Adopter le bohème pièce par pièce
Chaque pièce trouve sa version du style, souvent avec deux ou trois éléments forts plutôt qu’une accumulation. Au salon, un grand tapis, un canapé bas habillé de coussins et une suspension en fibre naturelle suffisent à poser l’ambiance, sans qu’il soit besoin de meubler chaque recoin.
Dans la chambre, une tête de lit en cannage, un ciel de lit léger ou un tissage mural au-dessus du lit installent la douceur recherchée. La salle à manger accepte volontiers une table en bois brut entourée de chaises dépareillées, un mélange assumé qui casse l’effet catalogue tout en restant lisible.

Le coin lecture, enfin, est le terrain de jeu idéal : un fauteuil en rotin, une lampe à la lumière chaude, un panier tressé et quelques ouvrages composent un refuge en quelques minutes. Ces gestes simples se réalisent avec ce que proposent les enseignes françaises courantes, de Castorama à Maisons du Monde, sans budget démesuré.

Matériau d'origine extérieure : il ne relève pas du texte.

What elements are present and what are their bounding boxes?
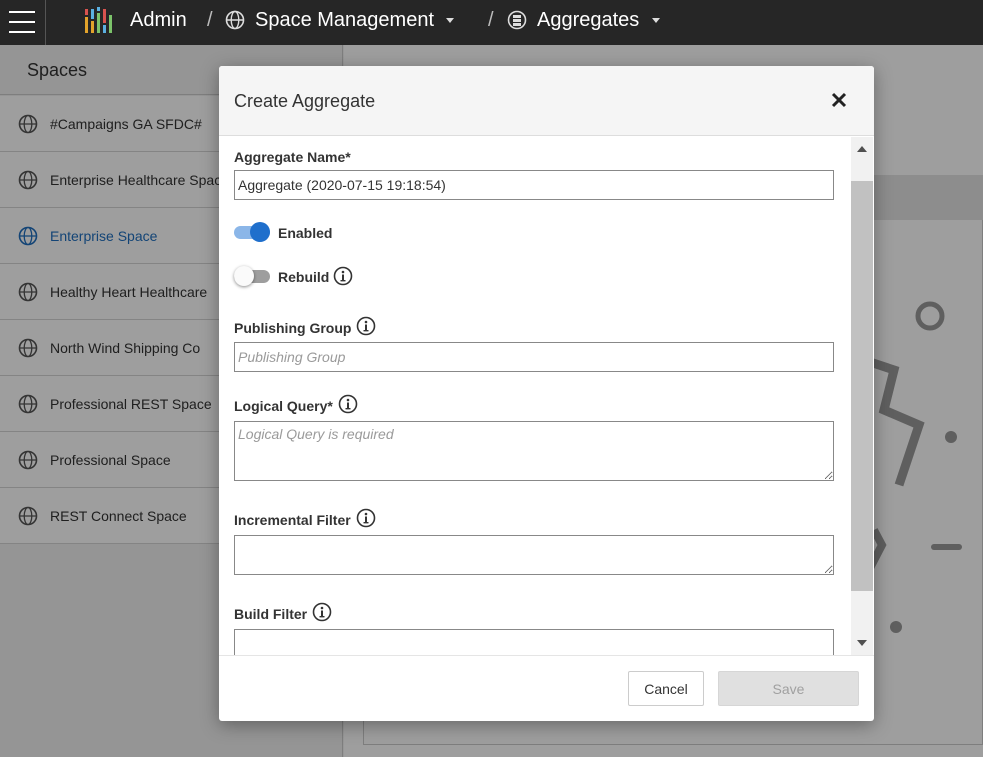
enabled-label: Enabled — [278, 225, 332, 241]
info-icon[interactable] — [312, 602, 332, 622]
top-bar: Admin / Space Management / Aggregates — [0, 0, 983, 45]
dialog-footer: Cancel Save — [219, 655, 874, 721]
cancel-button[interactable]: Cancel — [628, 671, 704, 706]
build-filter-textarea[interactable] — [234, 629, 834, 655]
dialog-scrollbar[interactable] — [851, 137, 873, 655]
aggregate-name-input[interactable] — [234, 170, 834, 200]
chevron-down-icon[interactable] — [652, 18, 660, 23]
rebuild-label: Rebuild — [278, 269, 329, 285]
dialog-header: Create Aggregate — [219, 66, 874, 136]
breadcrumb-aggregates[interactable]: Aggregates — [537, 8, 639, 32]
incremental-filter-label: Incremental Filter — [234, 512, 351, 528]
dialog-title: Create Aggregate — [234, 91, 375, 112]
incremental-filter-textarea[interactable] — [234, 535, 834, 575]
logical-query-label: Logical Query* — [234, 398, 333, 414]
info-icon[interactable] — [356, 508, 376, 528]
logical-query-textarea[interactable] — [234, 421, 834, 481]
app-logo-icon — [84, 7, 112, 33]
aggregates-icon — [507, 10, 527, 30]
breadcrumb-separator: / — [488, 8, 494, 32]
info-icon[interactable] — [338, 394, 358, 414]
breadcrumb-space-management[interactable]: Space Management — [255, 8, 434, 32]
chevron-down-icon[interactable] — [446, 18, 454, 23]
aggregate-name-label: Aggregate Name* — [234, 149, 351, 165]
save-button[interactable]: Save — [718, 671, 859, 706]
publishing-group-input[interactable] — [234, 342, 834, 372]
dialog-body[interactable]: Aggregate Name* Enabled Rebuild Publishi… — [219, 137, 874, 655]
rebuild-toggle[interactable] — [234, 265, 270, 287]
scroll-up-arrow-icon[interactable] — [857, 146, 867, 152]
scrollbar-thumb[interactable] — [851, 181, 873, 591]
breadcrumb-separator: / — [207, 8, 213, 32]
scroll-down-arrow-icon[interactable] — [857, 640, 867, 646]
create-aggregate-dialog: Create Aggregate Aggregate Name* Enabled… — [219, 66, 874, 721]
breadcrumb-admin[interactable]: Admin — [130, 8, 187, 32]
topbar-divider — [45, 0, 46, 45]
build-filter-label: Build Filter — [234, 606, 307, 622]
publishing-group-label: Publishing Group — [234, 320, 351, 336]
enabled-toggle[interactable] — [234, 221, 270, 243]
close-icon[interactable] — [828, 89, 850, 111]
globe-icon — [225, 10, 245, 30]
hamburger-menu-icon[interactable] — [9, 9, 35, 35]
info-icon[interactable] — [356, 316, 376, 336]
info-icon[interactable] — [333, 266, 353, 286]
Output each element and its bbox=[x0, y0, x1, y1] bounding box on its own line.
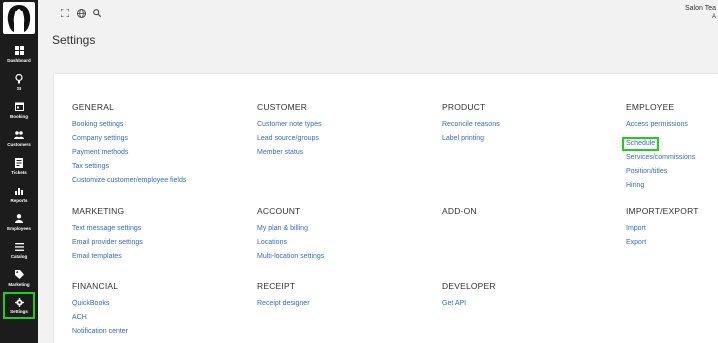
section-marketing: MARKETING Text message settings Email pr… bbox=[72, 206, 143, 264]
sidebar-item-label: Employees bbox=[7, 225, 31, 231]
link-receipt-designer[interactable]: Receipt designer bbox=[257, 297, 310, 311]
sidebar-item-label: Customers bbox=[7, 141, 31, 147]
section-title: IMPORT/EXPORT bbox=[626, 206, 699, 216]
section-account: ACCOUNT My plan & billing Locations Mult… bbox=[257, 206, 324, 264]
section-title: CUSTOMER bbox=[257, 102, 308, 112]
link-email-templates[interactable]: Email templates bbox=[72, 250, 143, 264]
link-services-commissions[interactable]: Services/commissions bbox=[626, 151, 695, 165]
salon-logo[interactable] bbox=[3, 2, 35, 34]
sidebar-item-label: Settings bbox=[10, 309, 28, 314]
sidebar-item-marketing[interactable]: Marketing bbox=[0, 264, 38, 292]
link-tax-settings[interactable]: Tax settings bbox=[72, 160, 186, 174]
link-access-permissions[interactable]: Access permissions bbox=[626, 118, 695, 132]
section-employee: EMPLOYEE Access permissions Schedule Ser… bbox=[622, 102, 695, 193]
page-title: Settings bbox=[52, 33, 96, 47]
section-title: EMPLOYEE bbox=[626, 102, 675, 112]
link-hiring[interactable]: Hiring bbox=[626, 179, 695, 193]
link-customize-fields[interactable]: Customize customer/employee fields bbox=[72, 174, 186, 188]
section-title: RECEIPT bbox=[257, 281, 296, 291]
sidebar-item-catalog[interactable]: Catalog bbox=[0, 236, 38, 264]
sidebar-item-settings[interactable]: Settings bbox=[3, 292, 35, 319]
link-payment-methods[interactable]: Payment methods bbox=[72, 146, 186, 160]
section-developer: DEVELOPER Get API bbox=[442, 281, 496, 311]
sidebar-item-label: SI bbox=[16, 85, 22, 91]
section-title: ACCOUNT bbox=[257, 206, 301, 216]
globe-icon[interactable] bbox=[76, 8, 86, 18]
link-member-status[interactable]: Member status bbox=[257, 146, 322, 160]
sidebar-item-label: Tickets bbox=[11, 169, 27, 175]
link-text-message-settings[interactable]: Text message settings bbox=[72, 222, 143, 236]
sidebar-item-dashboard[interactable]: Dashboard bbox=[0, 40, 38, 68]
sidebar-item-reports[interactable]: Reports bbox=[0, 180, 38, 208]
bulb-icon bbox=[14, 73, 24, 84]
dashboard-icon bbox=[14, 46, 24, 56]
section-title: PRODUCT bbox=[442, 102, 486, 112]
sidebar-item-label: Dashboard bbox=[7, 57, 31, 63]
link-label-printing[interactable]: Label printing bbox=[442, 132, 500, 146]
section-title: GENERAL bbox=[72, 102, 115, 112]
link-quickbooks[interactable]: QuickBooks bbox=[72, 297, 128, 311]
user-name[interactable]: Salon Tea bbox=[685, 5, 716, 12]
section-financial: FINANCIAL QuickBooks ACH Notification ce… bbox=[72, 281, 128, 339]
section-title: MARKETING bbox=[72, 206, 125, 216]
link-company-settings[interactable]: Company settings bbox=[72, 132, 186, 146]
link-customer-note-types[interactable]: Customer note types bbox=[257, 118, 322, 132]
fullscreen-icon[interactable] bbox=[60, 8, 70, 18]
section-import-export: IMPORT/EXPORT Import Export bbox=[626, 206, 699, 250]
link-schedule[interactable]: Schedule bbox=[622, 137, 660, 151]
gear-icon bbox=[14, 297, 24, 307]
link-position-titles[interactable]: Position/titles bbox=[626, 165, 695, 179]
link-import[interactable]: Import bbox=[626, 222, 699, 236]
section-customer: CUSTOMER Customer note types Lead source… bbox=[257, 102, 322, 160]
link-reconcile-reasons[interactable]: Reconcile reasons bbox=[442, 118, 500, 132]
bar-chart-icon bbox=[14, 186, 24, 196]
link-locations[interactable]: Locations bbox=[257, 236, 324, 250]
calendar-icon bbox=[14, 102, 24, 112]
link-lead-source-groups[interactable]: Lead source/groups bbox=[257, 132, 322, 146]
link-ach[interactable]: ACH bbox=[72, 311, 128, 325]
link-notification-center[interactable]: Notification center bbox=[72, 325, 128, 339]
section-product: PRODUCT Reconcile reasons Label printing bbox=[442, 102, 500, 146]
list-icon bbox=[14, 242, 24, 252]
sidebar: Dashboard SI Booking Customers Tickets R… bbox=[0, 0, 38, 343]
sidebar-item-label: Booking bbox=[10, 113, 28, 119]
top-bar: Salon Tea A bbox=[38, 0, 718, 28]
section-title: ADD-ON bbox=[442, 206, 477, 216]
section-addon: ADD-ON bbox=[442, 206, 477, 222]
tag-icon bbox=[14, 270, 24, 280]
link-export[interactable]: Export bbox=[626, 236, 699, 250]
sidebar-item-employees[interactable]: Employees bbox=[0, 208, 38, 236]
section-title: FINANCIAL bbox=[72, 281, 119, 291]
link-get-api[interactable]: Get API bbox=[442, 297, 496, 311]
sidebar-item-label: Marketing bbox=[8, 281, 30, 287]
settings-panel: GENERAL Booking settings Company setting… bbox=[54, 74, 718, 343]
people-icon bbox=[14, 130, 24, 140]
person-icon bbox=[14, 214, 24, 224]
sidebar-item-tickets[interactable]: Tickets bbox=[0, 152, 38, 180]
sidebar-item-label: Catalog bbox=[10, 253, 28, 259]
link-booking-settings[interactable]: Booking settings bbox=[72, 118, 186, 132]
ticket-icon bbox=[14, 157, 24, 168]
sidebar-item-booking[interactable]: Booking bbox=[0, 96, 38, 124]
user-subtitle: A bbox=[711, 14, 716, 20]
sidebar-item-si[interactable]: SI bbox=[0, 68, 38, 96]
section-receipt: RECEIPT Receipt designer bbox=[257, 281, 310, 311]
section-title: DEVELOPER bbox=[442, 281, 496, 291]
link-my-plan-billing[interactable]: My plan & billing bbox=[257, 222, 324, 236]
section-general: GENERAL Booking settings Company setting… bbox=[72, 102, 186, 188]
link-email-provider-settings[interactable]: Email provider settings bbox=[72, 236, 143, 250]
search-icon[interactable] bbox=[92, 8, 102, 18]
sidebar-item-label: Reports bbox=[10, 197, 28, 203]
sidebar-item-customers[interactable]: Customers bbox=[0, 124, 38, 152]
link-multi-location-settings[interactable]: Multi-location settings bbox=[257, 250, 324, 264]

Un décor qui se raconte dans le temps
Le bohème chic a ceci de rare qu’il ne se démode pas au rythme des saisons, parce qu’il repose sur des matières et des objets pensés pour durer. Un panier d’osier, un tapis noué, une céramique tournée à la main vieillissent bien : ils se patinent au lieu de se ternir, et gagnent souvent en caractère ce qu’ils perdent en neuf.
Adopter ce style, c’est finalement accepter qu’un intérieur ne se termine jamais vraiment, qu’il se complète au gré des trouvailles et des voyages. Certaines techniques qui le composent, comme le macramé, se transmettent depuis plusieurs siècles de gestes artisanaux, preuve que la lenteur a encore sa place dans la maison. Le vrai luxe, ici, n’est pas d’avoir tout, tout de suite : c’est de laisser le décor s’écrire à son rythme.